The governor praised new construction techniques pioneered by overseas transit networks employed to avert the so-called “L-pocalypse” — a total shutdown of the storm-wrecked Canarsie Tube that carries straphangers between Manhattan and Brooklyn aboard the L train — for the rapid pace of construction.

“Today we saw up close what happens when you abandon the old ways of doing things and think outside the box — you get the work done better, faster and cheaper,” Cuomo said on Sept. 29 during a tour of the newly-reconstructed Manhattan-bound tube. “This project will ultimately be a case study for how the MTA needs to operate going forward, especially as they implement the upcoming historic capital plan that will completely modernize the entire system and deliver the 21st century transportation service worthy of New York.”

As part of the first phase of the rehabilitation project, workers installed tens of thousands of feet of new power, communications and signal cables; a new wall structure with a specially reinforced polymer to handle heavy loads; more than a mile of new, continuously welded track; 3,415 feet of discharge pipes and a new fiber optic monitoring system.

Repairs to the Brooklyn-bound tube, which began on Sept. 30, are expected to wrap up next April — bringing the entire project to a finish a full three months ahead of the projected 15- to 18-month timeframe, the governor said.

The Transit Authority originally planned a complete shutdown of the Canarsie Tube to repair damage inflicted by Superstorm Sandy in 2012, arguing that the time and cost savings justified the roughly yearlong interruption to cross-borough service.

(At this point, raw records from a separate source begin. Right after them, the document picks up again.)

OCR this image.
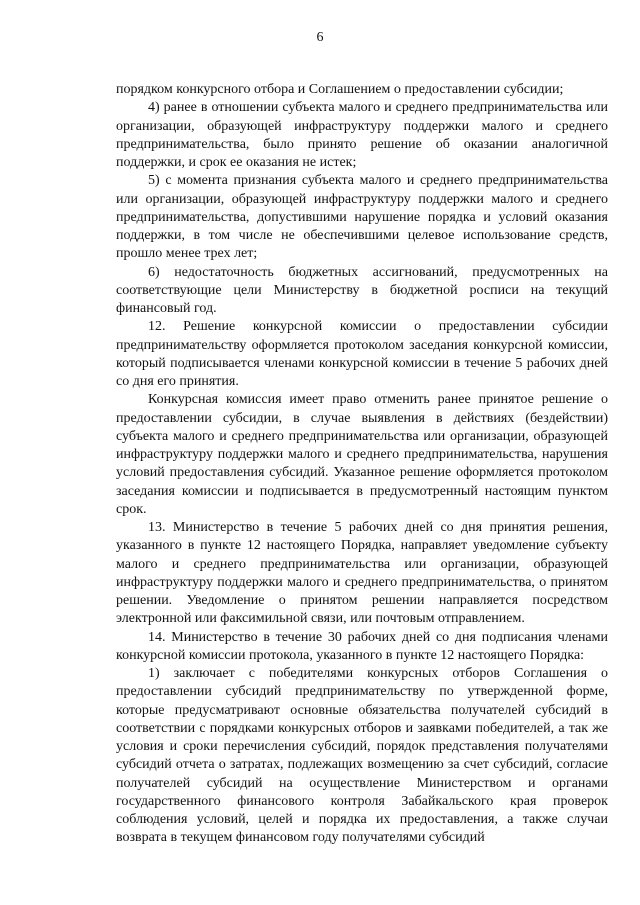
6

порядком конкурсного отбора и Соглашением о предоставлении субсидии;

4) ранее в отношении субъекта малого и среднего предпринимательства или организации, образующей инфраструктуру поддержки малого и среднего предпринимательства, было принято решение об оказании аналогичной поддержки, и срок ее оказания не истек;

5) с момента признания субъекта малого и среднего предпринимательства или организации, образующей инфраструктуру поддержки малого и среднего предпринимательства, допустившими нарушение порядка и условий оказания поддержки, в том числе не обеспечившими целевое использование средств, прошло менее трех лет;

6) недостаточность бюджетных ассигнований, предусмотренных на соответствующие цели Министерству в бюджетной росписи на текущий финансовый год.

12. Решение конкурсной комиссии о предоставлении субсидии предпринимательству оформляется протоколом заседания конкурсной комиссии, который подписывается членами конкурсной комиссии в течение 5 рабочих дней со дня его принятия.

Конкурсная комиссия имеет право отменить ранее принятое решение о предоставлении субсидии, в случае выявления в действиях (бездействии) субъекта малого и среднего предпринимательства или организации, образующей инфраструктуру поддержки малого и среднего предпринимательства, нарушения условий предоставления субсидий. Указанное решение оформляется протоколом заседания комиссии и подписывается в предусмотренный настоящим пунктом срок.

13. Министерство в течение 5 рабочих дней со дня принятия решения, указанного в пункте 12 настоящего Порядка, направляет уведомление субъекту малого и среднего предпринимательства или организации, образующей инфраструктуру поддержки малого и среднего предпринимательства, о принятом решении. Уведомление о принятом решении направляется посредством электронной или факсимильной связи, или почтовым отправлением.

14. Министерство в течение 30 рабочих дней со дня подписания членами конкурсной комиссии протокола, указанного в пункте 12 настоящего Порядка:

1) заключает с победителями конкурсных отборов Соглашения о предоставлении субсидий предпринимательству по утвержденной форме, которые предусматривают основные обязательства получателей субсидий в соответствии с порядками конкурсных отборов и заявками победителей, а так же условия и сроки перечисления субсидий, порядок представления получателями субсидий отчета о затратах, подлежащих возмещению за счет субсидий, согласие получателей субсидий на осуществление Министерством и органами государственного финансового контроля Забайкальского края проверок соблюдения условий, целей и порядка их предоставления, а также случаи возврата в текущем финансовом году получателями субсидий
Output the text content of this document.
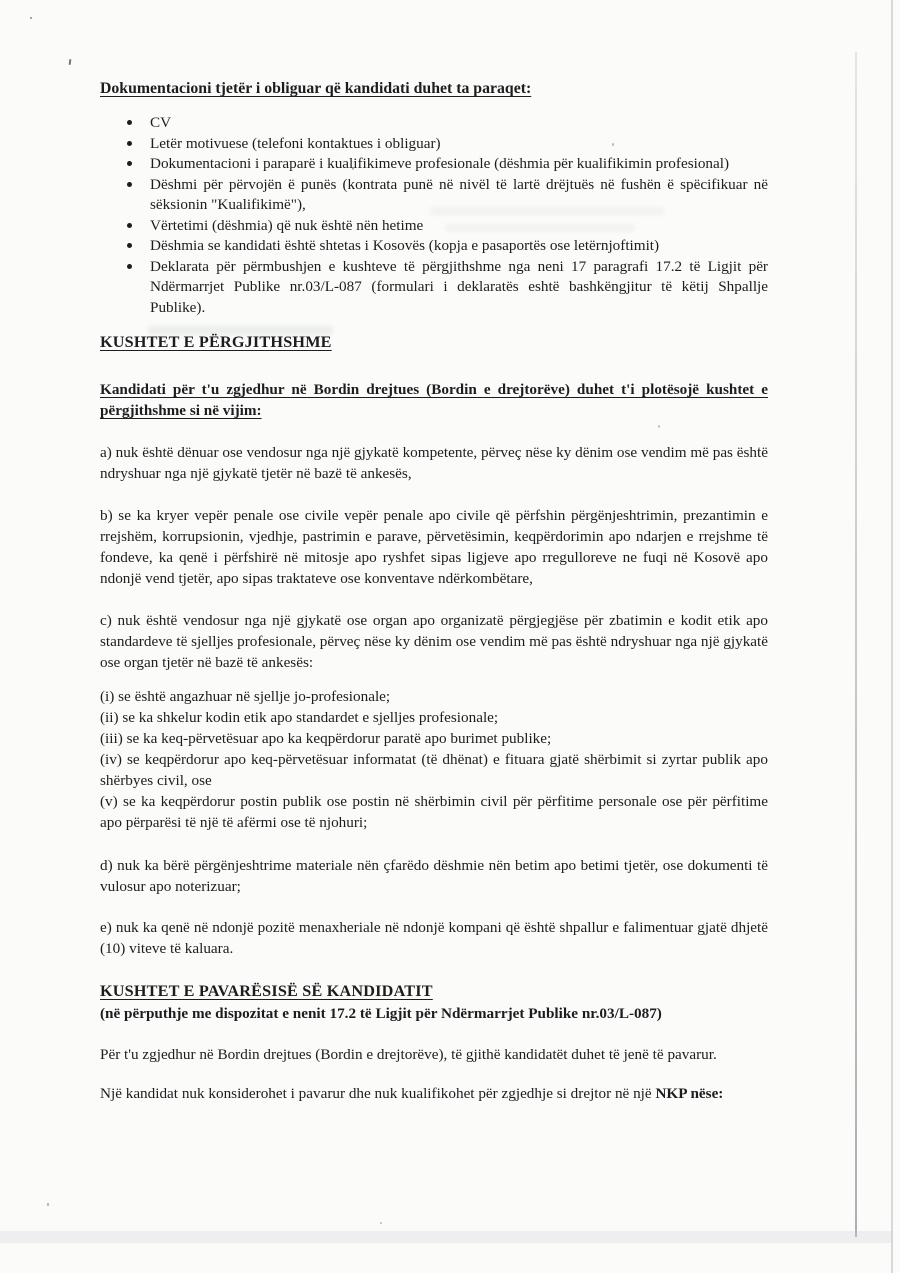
Dokumentacioni tjetër i obliguar që kandidati duhet ta paraqet:
CV
Letër motivuese (telefoni kontaktues i obliguar)
Dokumentacioni i paraparë i kualifikimeve profesionale (dëshmia për kualifikimin profesional)
Dëshmi për përvojën ë punës (kontrata punë në nivël të lartë drëjtuës në fushën ë spëcifikuar në sëksionin "Kualifikimë"),
Vërtetimi (dëshmia) që nuk është nën hetime
Dëshmia se kandidati është shtetas i Kosovës (kopja e pasaportës ose letërnjoftimit)
Deklarata për përmbushjen e kushteve të përgjithshme nga neni 17 paragrafi 17.2 të Ligjit për Ndërmarrjet Publike nr.03/L-087 (formulari i deklaratës eshtë bashkëngjitur të këtij Shpallje Publike).
KUSHTET E PËRGJITHSHME

Kandidati për t'u zgjedhur në Bordin drejtues (Bordin e drejtorëve) duhet t'i plotësojë kushtet e përgjithshme si në vijim:

a) nuk është dënuar ose vendosur nga një gjykatë kompetente, përveç nëse ky dënim ose vendim më pas është ndryshuar nga një gjykatë tjetër në bazë të ankesës,

b) se ka kryer vepër penale ose civile vepër penale apo civile që përfshin përgënjeshtrimin, prezantimin e rrejshëm, korrupsionin, vjedhje, pastrimin e parave, përvetësimin, keqpërdorimin apo ndarjen e rrejshme të fondeve, ka qenë i përfshirë në mitosje apo ryshfet sipas ligjeve apo rregulloreve ne fuqi në Kosovë apo ndonjë vend tjetër, apo sipas traktateve ose konventave ndërkombëtare,

c) nuk është vendosur nga një gjykatë ose organ apo organizatë përgjegjëse për zbatimin e kodit etik apo standardeve të sjelljes profesionale, përveç nëse ky dënim ose vendim më pas është ndryshuar nga një gjykatë ose organ tjetër në bazë të ankesës:

(i) se është angazhuar në sjellje jo-profesionale;

(ii) se ka shkelur kodin etik apo standardet e sjelljes profesionale;

(iii) se ka keq-përvetësuar apo ka keqpërdorur paratë apo burimet publike;

(iv) se keqpërdorur apo keq-përvetësuar informatat (të dhënat) e fituara gjatë shërbimit si zyrtar publik apo shërbyes civil, ose

(v) se ka keqpërdorur postin publik ose postin në shërbimin civil për përfitime personale ose për përfitime apo përparësi të një të afërmi ose të njohuri;

d) nuk ka bërë përgënjeshtrime materiale nën çfarëdo dëshmie nën betim apo betimi tjetër, ose dokumenti të vulosur apo noterizuar;

e) nuk ka qenë në ndonjë pozitë menaxheriale në ndonjë kompani që është shpallur e falimentuar gjatë dhjetë (10) viteve të kaluara.

KUSHTET E PAVARËSISË SË KANDIDATIT

(në përputhje me dispozitat e nenit 17.2 të Ligjit për Ndërmarrjet Publike nr.03/L-087)

Për t'u zgjedhur në Bordin drejtues (Bordin e drejtorëve), të gjithë kandidatët duhet të jenë të pavarur.

Një kandidat nuk konsiderohet i pavarur dhe nuk kualifikohet për zgjedhje si drejtor në një NKP nëse:
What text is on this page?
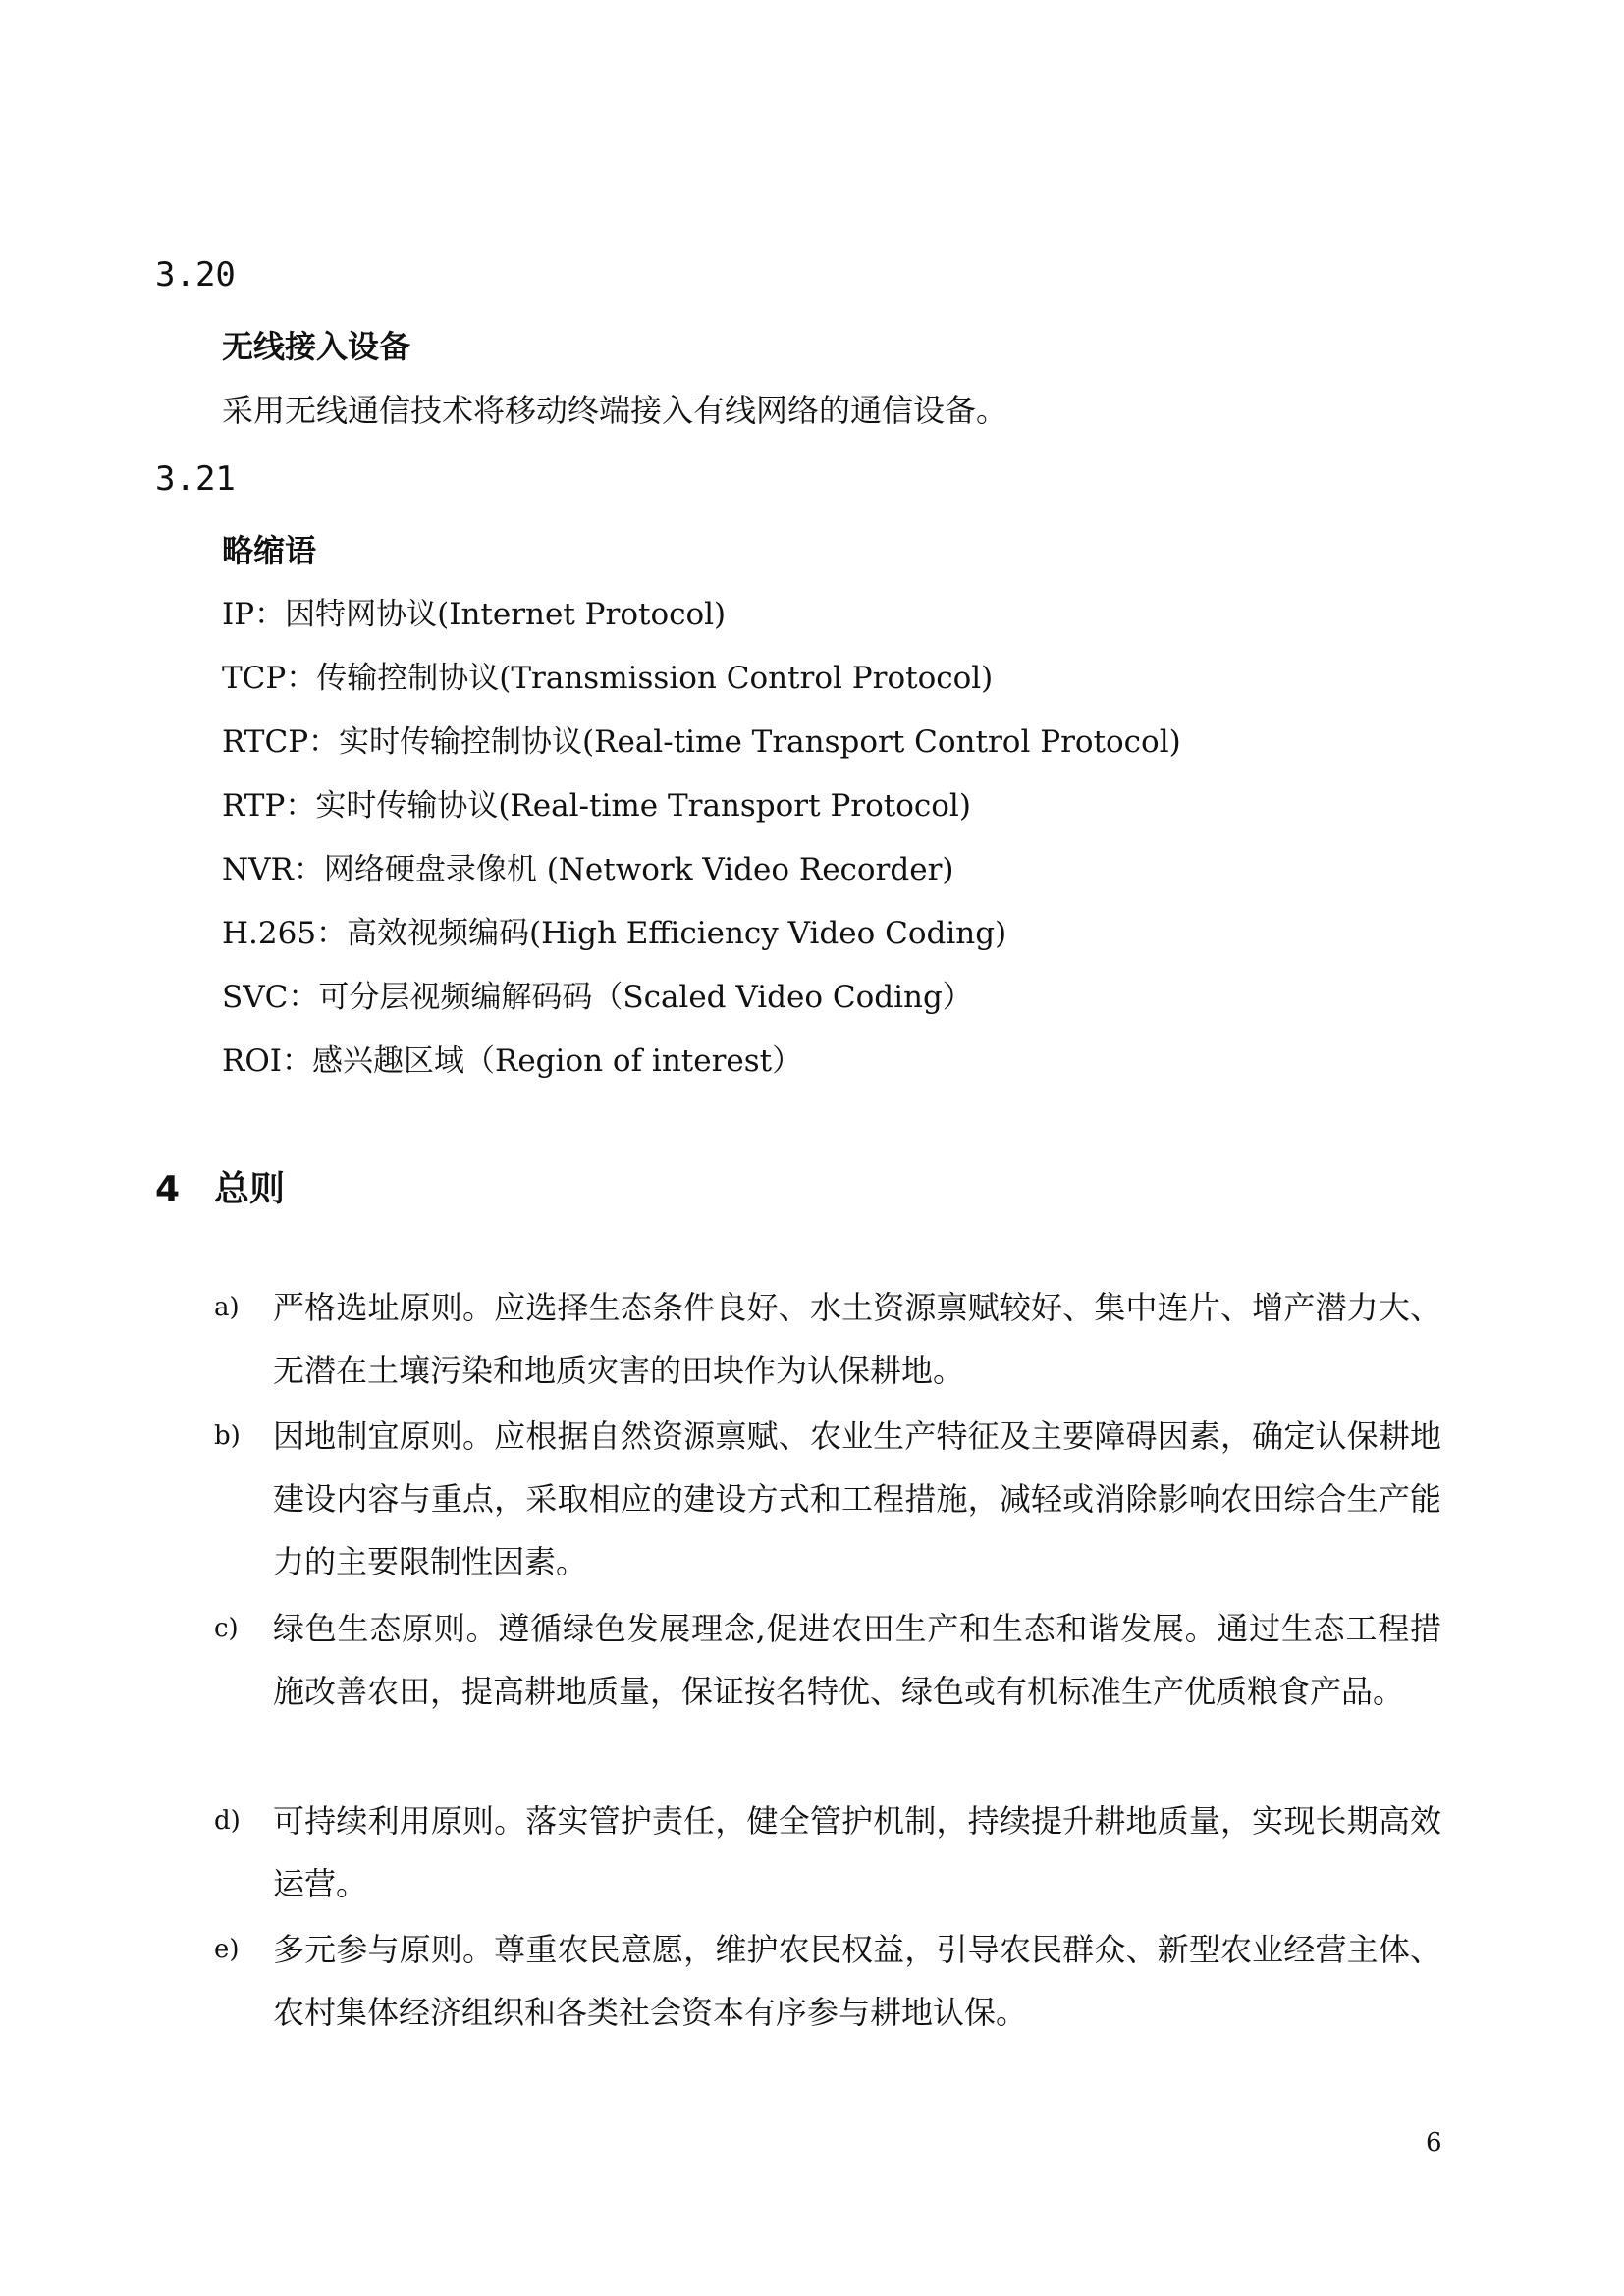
3.20
无线接入设备
采用无线通信技术将移动终端接入有线网络的通信设备。
3.21
略缩语
IP：因特网协议(Internet Protocol)
TCP：传输控制协议(Transmission Control Protocol)
RTCP：实时传输控制协议(Real-time Transport Control Protocol)
RTP：实时传输协议(Real-time Transport Protocol)
NVR：网络硬盘录像机 (Network Video Recorder)
H.265：高效视频编码(High Efficiency Video Coding)
SVC：可分层视频编解码码（Scaled Video Coding）
ROI：感兴趣区域（Region of interest）
4 总则
a) 严格选址原则。应选择生态条件良好、水土资源禀赋较好、集中连片、增产潜力大、无潜在土壤污染和地质灾害的田块作为认保耕地。
b) 因地制宜原则。应根据自然资源禀赋、农业生产特征及主要障碍因素，确定认保耕地建设内容与重点，采取相应的建设方式和工程措施，减轻或消除影响农田综合生产能力的主要限制性因素。
c) 绿色生态原则。遵循绿色发展理念,促进农田生产和生态和谐发展。通过生态工程措施改善农田，提高耕地质量，保证按名特优、绿色或有机标准生产优质粮食产品。
d) 可持续利用原则。落实管护责任，健全管护机制，持续提升耕地质量，实现长期高效运营。
e) 多元参与原则。尊重农民意愿，维护农民权益，引导农民群众、新型农业经营主体、农村集体经济组织和各类社会资本有序参与耕地认保。
6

However, Cuomo made a surprise announcement in January that the tube would remain open throughout the project, after meeting with academic leaders to review the project and determining that the use of new construction methods and technologies utilized by international transit networks could result in efficient, quick infrastructure repairs.

Governor Cuomo during the Sept. 29 Canarsie Tube tour

Numerous service changes that the MTA made to keep riders moving during the L train project remain in place, the governor noted, including the following:

  • Service on the 7, G and M lines was enhanced on weeknights and weekends, including an extended M train along the Second Avenue Subway line to 96th Street.
  • Enhanced bus service along 14th Street in Manhattan, including additional weeknight and weekend service on the M14 Select Bus Service.
  • Free transfers in Brooklyn between the Livonia Street L train station and the Junius Street 3 train stop; and between the Broadway G train station to the Hewes Street or Lorimer Street stations on the J/M/Z lines.

As the Canarsie Tube project continues, the MTA is also continuing efforts to build new elevators at the Bedford Avenue and First Avenue stations on the L line, and installing a new escalator at the 14th Street-Union Square station.